Referendum: Milano s’è desta

Milano s’è desta, dovrebbe essere questa la parola d’ordine della giornata. Record di presenze ieri per il referendum che ha chiamato alle urne gli italiani e il cui risultato ha creato un vero e proprio terremoto politico: il 71,72% degli aventi diritto ha votato.
Controcorrente, come la vera Milano è sempre stata; in un’Italia in cui il no costringe Renzi alle dimissioni a Milano il 51,13% vota sì. Andando a leggere i dati, in effetti, non si trova nessuna sorpresa.

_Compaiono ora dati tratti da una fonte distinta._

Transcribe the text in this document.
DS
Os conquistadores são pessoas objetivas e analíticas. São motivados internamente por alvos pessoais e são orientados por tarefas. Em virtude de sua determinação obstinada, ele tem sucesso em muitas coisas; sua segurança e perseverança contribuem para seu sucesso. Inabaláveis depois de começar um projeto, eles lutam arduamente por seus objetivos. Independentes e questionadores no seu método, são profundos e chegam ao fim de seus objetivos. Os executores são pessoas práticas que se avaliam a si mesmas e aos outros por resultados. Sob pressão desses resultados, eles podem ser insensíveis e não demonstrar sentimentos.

Il sì vince in zona 1, all’interno della cerchia dei Bastioni. Quella della Milano bene, quella della Milano che la crisi l’ha sentita, sì, ma che non ha probabilmente mai dovuto saltare le rate del mutuo, fare i conti con i cordoni serrati delle banche; la Milano che non si è mai chiesta se le bollette sarebbe riuscita a pagarle quel mese. Lì vince il 64,79%. No secco nei municipi della Milano delle “persone comuni”, quelle che vivono una realtà un po’ diversa.
La Città Metropolitana e la Regione seguono il trend della nazione: il no vince con il 52,6% nel primo caso e con il 55,5% nel second; è record di affluenza anche in Lombardia, dove hanno votato il 74,67 degli elettori.
Una sorpresa arriva dai dati di genere: la maggioranza degli elettori che si sono recati alle urne sono donne.
Com’era prevedibile oggi è la giornata dei commenti. Dei politici, che esultano in maniera simile da destra a sinistra; dei cittadini, che gioiscono come se l’Italia del calcio avesse vinto i mondiali, o si lamentano come se un esercito di cavallette fosse ai confini dello stivale, pronto a devastare i raccolti e lasciarci senza provviste per il secolo a venire.
Una cosa appare chiara dalle prime ore degli scrutini: ha vinto un’Italia che non ha smesso di credere nella democrazia. Hanno vinto le persone, gli italiani. Non ce lo aspettavamo, forse; io di sicuro non me lo aspettavo. Non credevo che saremmo stati in grado di unirci, indipendentemente dalle ideologie politiche o dalle indicazioni dei leader, per gridare la nostra volontà.
Eppure i segnali c’erano eccome, bastava guardarli. L’Italia si è unita per dire no alla discriminazione, ad esempio, quando si volevano impedire le unioni civili, pochi mesi fa. Un oceano di persone si era riversato per le strade indipendentemente dal proprio credo politico, religioso, dal proprio orientamento sessuale e dalle proprie origini. Non ci eravamo accorti che, silenziosamente, le persone avevano smesso di essere parte di una fazione o dell’altra ed erano diventate popolo italiano.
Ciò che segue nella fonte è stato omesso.